Yesterday, on the day we commemorated Aleksis Kivi and Finnish literature, I remembered Reino Rinne, an author and journalist from Kuusamo, an unabated defender of the Kuusamo rapids, a philosopher and lover of art. In the 1970's we had been jointly planning a document on nature protection against outrageous destruction, which was very much under way. It was not approved by the YLE. “I remember a breathtaking plan for a TV film... But the time for the film has now gone.” This is how Reino thinks back in the dedication of his book “Luotiin Koillismaa” in 1995. In his book entitled “Totaalinen rauha” [Total Peace] (1987) he nails down his view of the meaning of top culture as follows:

“When I compare Urho Kekkonen's funeral to that of Aleksis Kivi and Eino Leino, I'm struck dumb. The raising of Kekkonen's glory, what shocking national splendour and hypocrisy! Finland should be ashamed before Aleksis Kivi and its excellent top culture in general. We should kneel down, bow down to earth.”

Identifiers: Reino Rinne

Sunday, October 9, 2011

Schjerfbeck Poster

In 1992 I made a TV film about Helene Schjerfbeck's large exhibition at the Ateneum.
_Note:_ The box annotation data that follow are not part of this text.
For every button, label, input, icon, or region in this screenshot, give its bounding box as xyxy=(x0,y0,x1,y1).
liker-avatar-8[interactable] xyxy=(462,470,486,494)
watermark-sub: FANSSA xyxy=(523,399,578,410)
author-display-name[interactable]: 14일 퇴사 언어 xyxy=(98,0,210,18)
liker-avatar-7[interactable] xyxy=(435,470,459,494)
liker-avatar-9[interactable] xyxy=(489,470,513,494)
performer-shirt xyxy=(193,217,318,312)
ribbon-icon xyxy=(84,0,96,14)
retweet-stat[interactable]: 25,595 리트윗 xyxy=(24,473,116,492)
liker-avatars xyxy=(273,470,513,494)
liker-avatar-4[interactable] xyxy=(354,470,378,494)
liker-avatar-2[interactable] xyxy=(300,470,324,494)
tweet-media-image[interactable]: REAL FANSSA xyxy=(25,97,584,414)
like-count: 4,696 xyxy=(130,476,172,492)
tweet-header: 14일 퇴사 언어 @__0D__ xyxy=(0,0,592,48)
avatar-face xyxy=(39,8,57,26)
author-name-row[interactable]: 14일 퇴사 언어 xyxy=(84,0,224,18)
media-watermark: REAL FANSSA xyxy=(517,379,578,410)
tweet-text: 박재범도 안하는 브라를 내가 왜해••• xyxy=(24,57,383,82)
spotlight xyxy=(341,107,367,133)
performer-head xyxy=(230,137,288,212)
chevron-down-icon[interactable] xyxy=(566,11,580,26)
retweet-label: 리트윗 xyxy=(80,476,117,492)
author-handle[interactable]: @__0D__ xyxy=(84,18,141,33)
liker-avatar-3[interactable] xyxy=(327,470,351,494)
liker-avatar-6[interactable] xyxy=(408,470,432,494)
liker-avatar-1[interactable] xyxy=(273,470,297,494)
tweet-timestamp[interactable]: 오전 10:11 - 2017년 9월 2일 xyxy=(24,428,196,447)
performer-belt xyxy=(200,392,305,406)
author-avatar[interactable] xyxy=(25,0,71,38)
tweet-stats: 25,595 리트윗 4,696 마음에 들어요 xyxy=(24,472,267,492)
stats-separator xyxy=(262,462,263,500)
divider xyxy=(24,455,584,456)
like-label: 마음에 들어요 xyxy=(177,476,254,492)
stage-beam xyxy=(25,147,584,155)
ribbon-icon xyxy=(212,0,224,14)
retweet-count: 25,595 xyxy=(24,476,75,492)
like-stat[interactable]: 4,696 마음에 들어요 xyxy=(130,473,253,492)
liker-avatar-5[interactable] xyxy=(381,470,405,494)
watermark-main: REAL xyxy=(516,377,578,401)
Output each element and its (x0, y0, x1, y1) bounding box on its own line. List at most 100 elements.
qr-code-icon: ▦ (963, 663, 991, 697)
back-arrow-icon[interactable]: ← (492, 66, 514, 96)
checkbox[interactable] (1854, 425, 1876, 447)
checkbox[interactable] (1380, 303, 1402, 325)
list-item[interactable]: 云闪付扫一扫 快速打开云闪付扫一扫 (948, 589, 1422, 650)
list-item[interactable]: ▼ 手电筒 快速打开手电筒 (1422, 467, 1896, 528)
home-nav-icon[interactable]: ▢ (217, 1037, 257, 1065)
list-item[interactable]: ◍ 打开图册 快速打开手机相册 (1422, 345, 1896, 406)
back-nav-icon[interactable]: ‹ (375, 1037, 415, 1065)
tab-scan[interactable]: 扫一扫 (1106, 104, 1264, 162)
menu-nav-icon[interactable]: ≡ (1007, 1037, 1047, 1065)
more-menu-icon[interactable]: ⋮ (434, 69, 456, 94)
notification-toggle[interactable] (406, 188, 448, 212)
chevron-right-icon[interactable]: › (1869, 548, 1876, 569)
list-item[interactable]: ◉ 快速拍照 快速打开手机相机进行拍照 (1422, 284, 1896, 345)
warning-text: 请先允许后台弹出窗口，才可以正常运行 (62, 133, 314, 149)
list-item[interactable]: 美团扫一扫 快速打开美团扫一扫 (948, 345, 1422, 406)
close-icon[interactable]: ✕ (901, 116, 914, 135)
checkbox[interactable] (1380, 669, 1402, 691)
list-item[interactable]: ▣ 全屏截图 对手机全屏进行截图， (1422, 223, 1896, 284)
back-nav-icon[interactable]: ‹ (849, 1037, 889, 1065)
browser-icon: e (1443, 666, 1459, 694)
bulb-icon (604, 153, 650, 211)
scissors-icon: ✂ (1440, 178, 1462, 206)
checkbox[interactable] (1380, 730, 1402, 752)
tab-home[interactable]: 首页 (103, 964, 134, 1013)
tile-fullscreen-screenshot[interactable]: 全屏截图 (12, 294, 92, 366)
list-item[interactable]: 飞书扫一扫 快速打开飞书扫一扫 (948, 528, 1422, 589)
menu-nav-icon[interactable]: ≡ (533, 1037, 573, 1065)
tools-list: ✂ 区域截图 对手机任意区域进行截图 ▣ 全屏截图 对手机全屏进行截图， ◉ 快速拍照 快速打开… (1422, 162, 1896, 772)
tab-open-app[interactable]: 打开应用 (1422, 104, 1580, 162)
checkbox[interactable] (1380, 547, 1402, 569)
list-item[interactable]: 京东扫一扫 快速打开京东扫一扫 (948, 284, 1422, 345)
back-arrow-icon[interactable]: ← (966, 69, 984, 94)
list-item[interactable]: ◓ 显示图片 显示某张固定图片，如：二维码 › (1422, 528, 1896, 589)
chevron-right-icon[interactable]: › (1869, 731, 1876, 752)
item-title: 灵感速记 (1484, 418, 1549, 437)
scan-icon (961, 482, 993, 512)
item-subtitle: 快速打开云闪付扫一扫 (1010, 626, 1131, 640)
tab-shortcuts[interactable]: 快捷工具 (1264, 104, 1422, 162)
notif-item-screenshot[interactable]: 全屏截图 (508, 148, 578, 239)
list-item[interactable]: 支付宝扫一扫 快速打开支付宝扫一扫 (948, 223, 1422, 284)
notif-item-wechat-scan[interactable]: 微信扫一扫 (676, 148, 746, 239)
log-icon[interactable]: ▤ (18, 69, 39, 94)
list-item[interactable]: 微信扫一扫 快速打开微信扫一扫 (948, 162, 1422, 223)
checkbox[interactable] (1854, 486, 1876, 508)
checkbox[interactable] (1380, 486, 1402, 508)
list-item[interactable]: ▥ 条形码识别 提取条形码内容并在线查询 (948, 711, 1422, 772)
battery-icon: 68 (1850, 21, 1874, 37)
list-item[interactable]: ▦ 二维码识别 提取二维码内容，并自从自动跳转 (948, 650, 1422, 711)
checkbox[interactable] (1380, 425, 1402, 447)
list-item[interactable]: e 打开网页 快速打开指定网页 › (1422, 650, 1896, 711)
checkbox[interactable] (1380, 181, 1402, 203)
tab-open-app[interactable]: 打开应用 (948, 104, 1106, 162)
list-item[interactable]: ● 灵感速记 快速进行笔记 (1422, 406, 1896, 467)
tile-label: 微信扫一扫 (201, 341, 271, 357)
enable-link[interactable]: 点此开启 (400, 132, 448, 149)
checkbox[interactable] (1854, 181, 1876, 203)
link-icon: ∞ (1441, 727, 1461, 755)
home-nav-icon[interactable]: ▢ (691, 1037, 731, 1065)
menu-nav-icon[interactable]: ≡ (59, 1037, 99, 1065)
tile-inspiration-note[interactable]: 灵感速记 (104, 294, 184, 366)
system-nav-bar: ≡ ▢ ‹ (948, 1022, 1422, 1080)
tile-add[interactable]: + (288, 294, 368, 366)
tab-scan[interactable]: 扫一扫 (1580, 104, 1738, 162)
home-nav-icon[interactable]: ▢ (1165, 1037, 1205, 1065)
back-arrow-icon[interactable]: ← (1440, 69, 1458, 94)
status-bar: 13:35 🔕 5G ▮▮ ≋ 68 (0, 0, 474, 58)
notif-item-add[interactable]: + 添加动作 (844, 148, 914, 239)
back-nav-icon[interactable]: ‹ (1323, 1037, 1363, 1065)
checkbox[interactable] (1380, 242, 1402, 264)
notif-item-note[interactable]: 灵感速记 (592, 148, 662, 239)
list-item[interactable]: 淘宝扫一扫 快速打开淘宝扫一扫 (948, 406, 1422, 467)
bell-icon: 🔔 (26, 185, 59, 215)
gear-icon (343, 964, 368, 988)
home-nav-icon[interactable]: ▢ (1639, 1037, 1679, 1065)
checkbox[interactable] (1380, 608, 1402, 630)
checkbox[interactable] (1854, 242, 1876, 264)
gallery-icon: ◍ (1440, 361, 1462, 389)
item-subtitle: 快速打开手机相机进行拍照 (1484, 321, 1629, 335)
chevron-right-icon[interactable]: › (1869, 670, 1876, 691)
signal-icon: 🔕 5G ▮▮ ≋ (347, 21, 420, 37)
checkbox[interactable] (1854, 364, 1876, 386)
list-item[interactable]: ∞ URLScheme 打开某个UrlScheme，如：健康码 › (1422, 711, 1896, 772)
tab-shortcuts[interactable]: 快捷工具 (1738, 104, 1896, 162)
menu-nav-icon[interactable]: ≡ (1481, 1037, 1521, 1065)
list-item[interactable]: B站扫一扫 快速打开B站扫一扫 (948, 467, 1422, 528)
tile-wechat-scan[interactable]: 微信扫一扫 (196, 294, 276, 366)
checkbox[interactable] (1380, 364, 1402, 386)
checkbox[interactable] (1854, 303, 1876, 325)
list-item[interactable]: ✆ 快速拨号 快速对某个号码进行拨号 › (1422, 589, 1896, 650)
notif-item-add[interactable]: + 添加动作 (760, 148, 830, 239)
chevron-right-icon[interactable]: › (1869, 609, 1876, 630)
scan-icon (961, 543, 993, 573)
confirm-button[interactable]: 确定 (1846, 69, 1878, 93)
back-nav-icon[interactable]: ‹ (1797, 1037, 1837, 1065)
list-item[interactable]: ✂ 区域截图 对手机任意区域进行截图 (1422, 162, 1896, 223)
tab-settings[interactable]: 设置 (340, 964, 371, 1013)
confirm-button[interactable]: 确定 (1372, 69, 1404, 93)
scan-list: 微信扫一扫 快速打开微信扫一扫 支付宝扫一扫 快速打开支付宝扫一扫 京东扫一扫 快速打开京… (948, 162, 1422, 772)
The poster on our sleeping-room door dates back to those times. It is hard to imagine a more simplistic painting. It represents a flower arrangement. There is not much left, if the superficial is removed from a picture. When the door is open, the painting is invisible against the wall. When you close the door and it becomes visible, your brain catches a mental image of an arrangement – probably much the same that Helene Schjerfbeck saw when she was painting it. What a strange painting!


Identifiers: Schjerfbeck poster

Sometimes Some Rhythm

Occasionally an old drawing from my archives pops up and stays persistently in sight whether I want it or not. This is one of them. It is from the late 1950's. I insisted on painting northern landscapes, although art education had brought to Finland the only correct style of painting, the non-figurative one. The winds of change were blowing everywhere, of course. I realised that his landscape belonged to the endangered types of nature. The wilderness, soon to be pierced by motor highways, was still vividly present in it. Even the sky was bluer, the woods more scented and Arctic brambles sweeter in those times. I must have intended to make a painting based on the drawing, and probably had actually done so. Now those rhythms tempt me to get back to the theme.


Monday, October 3, 2011

Ten Novels

I once asked Erno Paasilinna to name ten of the best novels. He would not get down to do something so absurd. Milan Kundera describes in his book “The Art of the Novel” what he thinks makes a novel into a work of art. When it makes. Authors of significance to Kundera include Cervantes, Rabelais, Musil, Broch, Kafka and many others from Proust to Flaubert. In addition to telling stories, authors also tell about their era and changes in it. “In the Middle Ages, the unity of Europe was based on a common religion. In the modern era, creative culture replaced religion... Now culture in its turn is receding. But giving way to what and whom?” Twenty-five years ago, Kundera saw culture and art stepping aside – but giving way to what, he is wondering. Today we know in a very concrete way which forces rule the world. The art of the novel is capable and allows Franz Kafka, for instance, to say things about human conditions that no sociological study can say to us.

PS. I add a few more authors highlighted by Kundera: Joyce, Hašek, Gogol, Belyi, Dostoevsky and of course, Kundera himself. He makes it easier to understand what being European means through his analyses of important novels.